The present disclosure relates to a display device and a path guiding system for guiding a path for a vehicle to travel.

Recently, the development of a technology related to mixed reality (MR), which may provide various simulation information related to a vehicle by applying digital twinning (DT) is actively in progress, following augmented reality (AR) which outputs a graphic object through a windshield of a vehicle or a head-up display (HUD) or additionally outputs a graphic object in real world by using a graphic object using an image captured by a camera.

As an effort to develop such MR-related technology, a method of providing information related to path guidance to a driver using the MR is being actively researched. The path guidance using the MR has the advantage of providing the driver with various types of information that the driver in a cockpit cannot check, such as displaying a graphic object corresponding to a vehicle on a 3D map digitized through the digital twinning technology and providing information related to a driving route on which the driver has not driven the vehicle yet through the map and the graphic object, or providing a field of view (viewing angle) such as a bird's-eye view.

In order for a driver to obtain accurate information through the path guidance using the MR, a high matching rate is required between the map digitized through the digital twinning, that is, a digital twin map, and the real world. For this purpose, it is necessary to provide a 3D map rather than a 2D map. Accordingly, service providers that provide digital twin maps currently provide 3D maps obtained by 3D mapping of 2D maps.

However, those service providers currently use building modeling using satellite or aerial photos to provide 3D mapping. When using satellite or aerial photos, it is difficult to obtain images of various lateral surfaces of a building because such images are captured at an angle of elevation. This causes difficulty in providing accurate textures for the building. Accordingly, a typical 3D map is provided in the form of polygon data having floor footprint and height of the building.

However, the 3D map including building modeling provided in the form of polygon data has a problem in that it does not include accurate textures of the building. As such, a 3D map obtained through such polygon modeling only shows a location and 3D volume of a building, but has a difference from the real shape of the building.
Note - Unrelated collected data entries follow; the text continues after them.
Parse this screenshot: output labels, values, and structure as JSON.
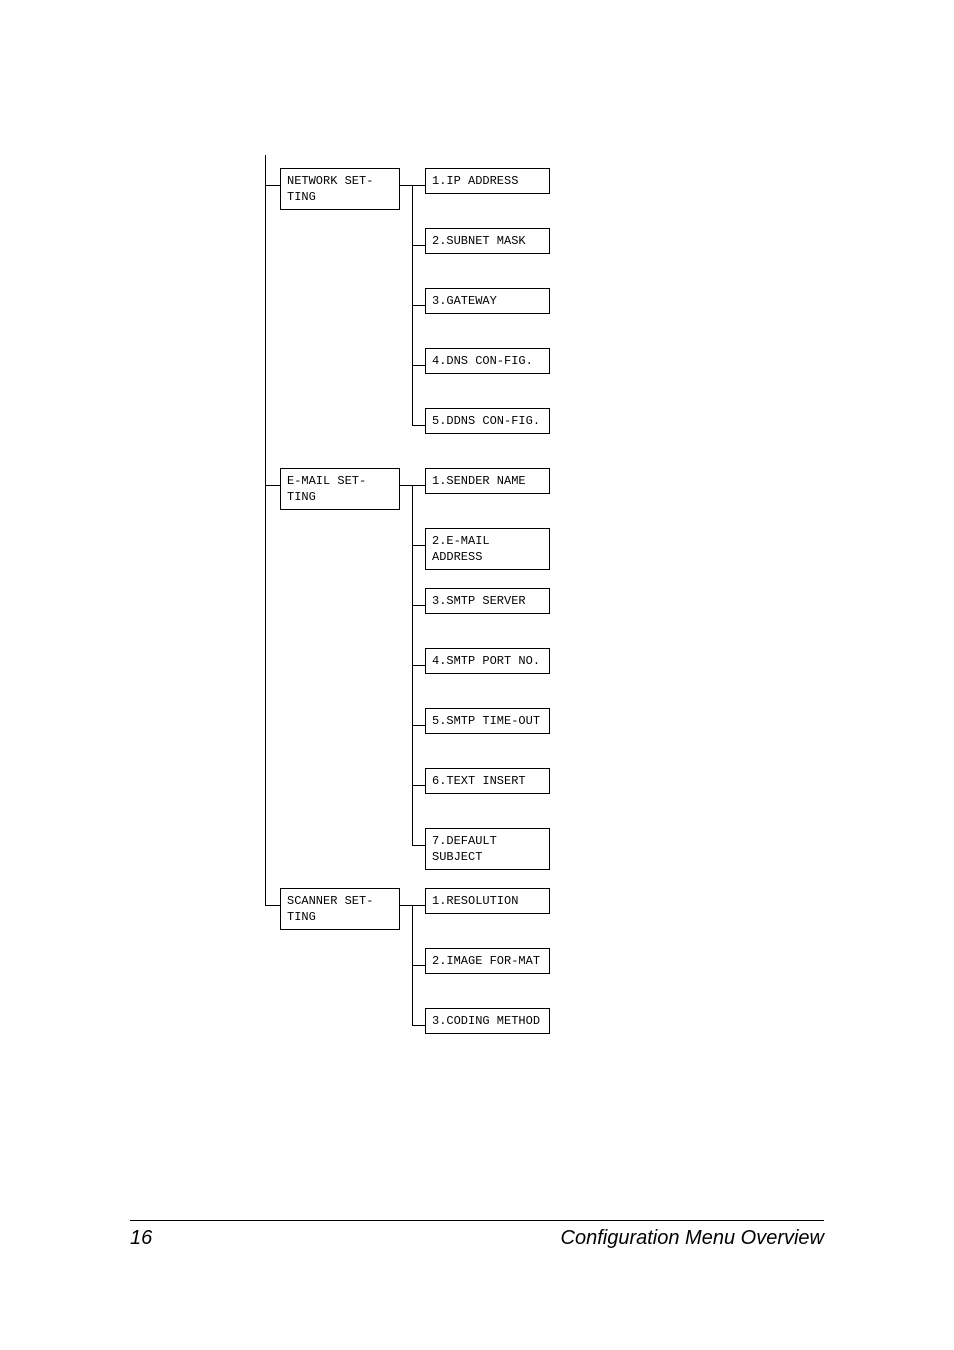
{
  "diagram": {
    "groups": [
      {
        "label": "NETWORK SET-TING",
        "items": [
          "1.IP ADDRESS",
          "2.SUBNET MASK",
          "3.GATEWAY",
          "4.DNS CON-FIG.",
          "5.DDNS CON-FIG."
        ]
      },
      {
        "label": "E-MAIL SET-TING",
        "items": [
          "1.SENDER NAME",
          "2.E-MAIL ADDRESS",
          "3.SMTP SERVER",
          "4.SMTP PORT NO.",
          "5.SMTP TIME-OUT",
          "6.TEXT INSERT",
          "7.DEFAULT SUBJECT"
        ]
      },
      {
        "label": "SCANNER SET-TING",
        "items": [
          "1.RESOLUTION",
          "2.IMAGE FOR-MAT",
          "3.CODING METHOD"
        ]
      }
    ]
  },
  "footer": {
    "page_number": "16",
    "title": "Configuration Menu Overview"
  }
}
This difference causes a gap between the digital twin map and the real world, which makes it difficult to provide correct information to the driver.
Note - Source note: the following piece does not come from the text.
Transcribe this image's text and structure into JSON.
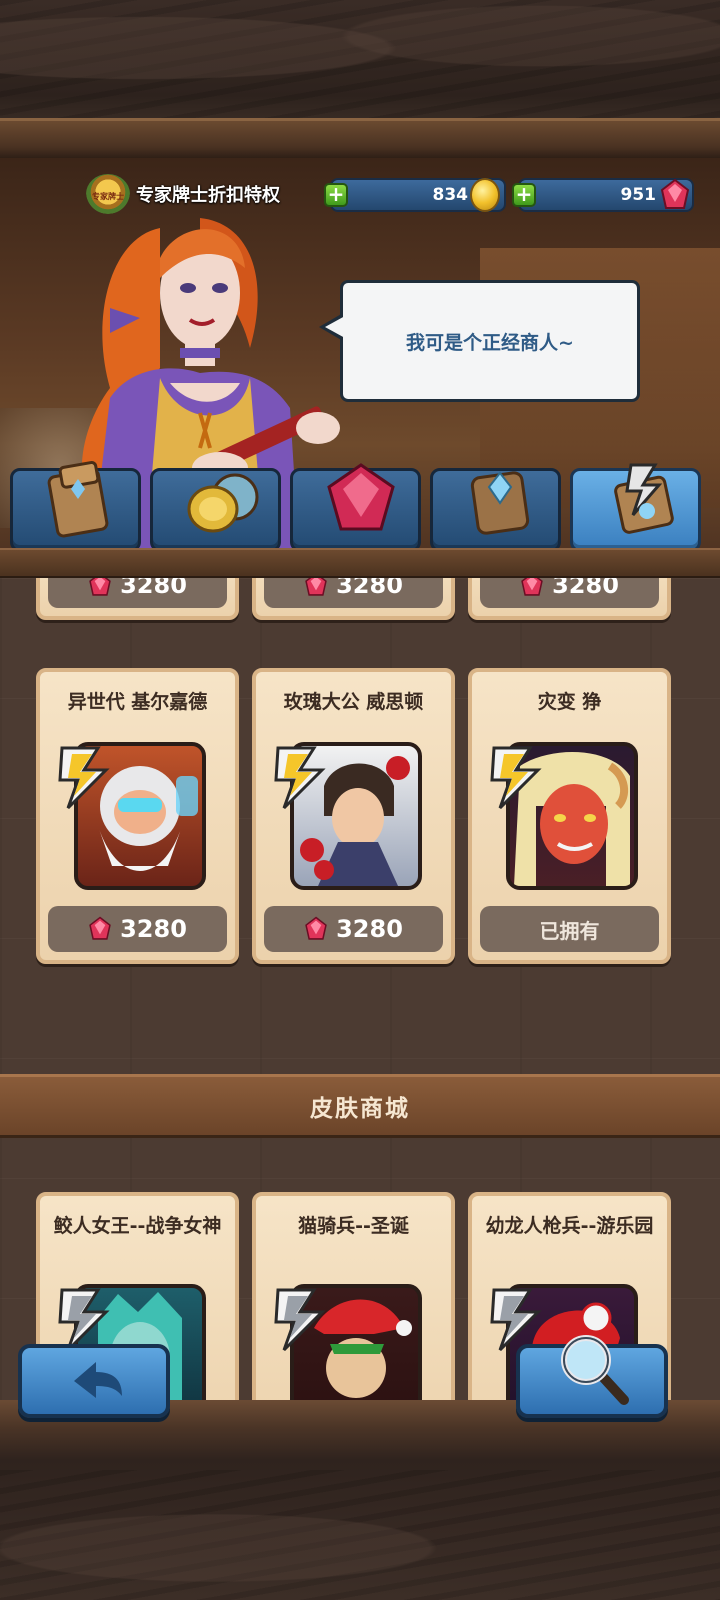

The present disclosure is directed to solving the aforementioned problems and other drawbacks.

An aspect of the present disclosure is to provide a display device and a path guiding system capable of providing a more realistic mixed reality-based path guiding service through a digital twin map including virtual objects with more realistic textures corresponding to the form of each side of a building.

In addition, another aspect of the present disclosure is to provide a display device and a path guiding system capable of providing a mixed reality-based path guiding service through a digital twin map more similar to the real world at a lower cost.
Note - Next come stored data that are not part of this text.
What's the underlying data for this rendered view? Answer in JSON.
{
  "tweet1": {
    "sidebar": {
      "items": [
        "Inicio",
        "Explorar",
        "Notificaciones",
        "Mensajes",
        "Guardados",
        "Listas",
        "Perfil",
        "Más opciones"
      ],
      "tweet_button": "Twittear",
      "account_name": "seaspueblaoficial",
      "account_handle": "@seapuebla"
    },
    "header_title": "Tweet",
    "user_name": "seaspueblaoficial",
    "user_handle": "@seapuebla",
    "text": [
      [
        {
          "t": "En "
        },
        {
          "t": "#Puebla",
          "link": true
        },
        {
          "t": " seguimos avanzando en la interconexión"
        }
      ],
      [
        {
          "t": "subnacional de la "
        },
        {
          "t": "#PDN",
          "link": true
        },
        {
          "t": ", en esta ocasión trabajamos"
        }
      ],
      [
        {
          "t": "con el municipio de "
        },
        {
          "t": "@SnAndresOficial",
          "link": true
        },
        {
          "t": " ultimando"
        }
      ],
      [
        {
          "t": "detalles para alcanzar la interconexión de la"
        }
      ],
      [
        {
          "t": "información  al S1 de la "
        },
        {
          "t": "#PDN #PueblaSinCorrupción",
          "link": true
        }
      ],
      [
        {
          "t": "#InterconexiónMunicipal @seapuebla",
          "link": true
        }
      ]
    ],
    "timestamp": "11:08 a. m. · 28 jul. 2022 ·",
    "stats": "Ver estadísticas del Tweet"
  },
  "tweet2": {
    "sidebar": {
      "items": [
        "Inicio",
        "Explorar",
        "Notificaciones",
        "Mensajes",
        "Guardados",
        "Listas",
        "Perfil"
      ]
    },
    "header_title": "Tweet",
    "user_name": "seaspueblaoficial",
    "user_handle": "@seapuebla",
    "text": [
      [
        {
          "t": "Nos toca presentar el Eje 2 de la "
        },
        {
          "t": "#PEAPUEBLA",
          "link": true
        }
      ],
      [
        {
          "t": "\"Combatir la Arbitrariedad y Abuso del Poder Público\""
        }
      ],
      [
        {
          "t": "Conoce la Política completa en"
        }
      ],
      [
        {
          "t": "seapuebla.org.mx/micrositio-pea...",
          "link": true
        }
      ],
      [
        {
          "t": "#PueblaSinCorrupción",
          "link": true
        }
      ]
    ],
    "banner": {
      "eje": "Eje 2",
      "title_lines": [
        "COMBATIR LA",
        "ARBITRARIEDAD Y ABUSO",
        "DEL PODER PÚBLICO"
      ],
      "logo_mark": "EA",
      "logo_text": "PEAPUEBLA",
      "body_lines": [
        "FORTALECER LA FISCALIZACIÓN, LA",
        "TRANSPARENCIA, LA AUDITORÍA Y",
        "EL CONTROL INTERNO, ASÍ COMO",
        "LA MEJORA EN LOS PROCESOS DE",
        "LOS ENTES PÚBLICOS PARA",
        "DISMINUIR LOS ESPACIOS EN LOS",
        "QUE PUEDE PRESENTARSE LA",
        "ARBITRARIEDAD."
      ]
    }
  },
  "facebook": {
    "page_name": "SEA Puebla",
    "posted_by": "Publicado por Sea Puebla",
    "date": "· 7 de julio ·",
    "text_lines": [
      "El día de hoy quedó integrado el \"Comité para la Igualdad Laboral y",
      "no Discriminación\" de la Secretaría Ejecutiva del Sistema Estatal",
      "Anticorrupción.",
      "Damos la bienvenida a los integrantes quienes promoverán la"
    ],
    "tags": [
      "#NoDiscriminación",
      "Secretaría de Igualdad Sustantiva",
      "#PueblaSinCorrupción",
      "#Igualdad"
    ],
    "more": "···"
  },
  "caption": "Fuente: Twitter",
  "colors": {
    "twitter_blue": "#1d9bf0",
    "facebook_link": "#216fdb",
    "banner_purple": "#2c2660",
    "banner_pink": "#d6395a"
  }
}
A display device according to an embodiment of the present disclosure may include an interface unit that receives sensing information collected from at least one sensor provided in a vehicle, a memory that stores a tile database including tiles corresponding to at least one of shapes and images of parts of different buildings, map information including virtual objects corresponding to buildings in an area where the vehicle is located, and building profiles of buildings corresponding to the virtual objects included in the map information, and a processor that detects building profiles corresponding to buildings located around the vehicle based on a driving path of the vehicle when the driving path of the vehicle is determined, tiles different areas of each virtual object with different tiles of the tile database based on area-specific tile information included in a building profile corresponding to each of the virtual objects, for respective virtual objects corresponding to respective buildings located around the vehicle, combines respective areas on which tiling is carried out according to the building profile to perform texturing on each of the virtual objects, and controls the interface unit to display MR information that renders at least one of the textured virtual objects on a display module of the vehicle.

In one embodiment, the interface unit may acquire a building image corresponding to a specific building whose building profile is not detected from among the buildings around the vehicle through a camera provided in the vehicle, wherein the processor acquires images of different areas of the specific building based on the building image, determines tiles corresponding to the different areas of the specific building from the tile database based on the acquired images of the different areas, and generates and stores a building profile including combination information for combining information of the determined tiles for the different areas of the specific building and the acquired images of the different areas based on the building image.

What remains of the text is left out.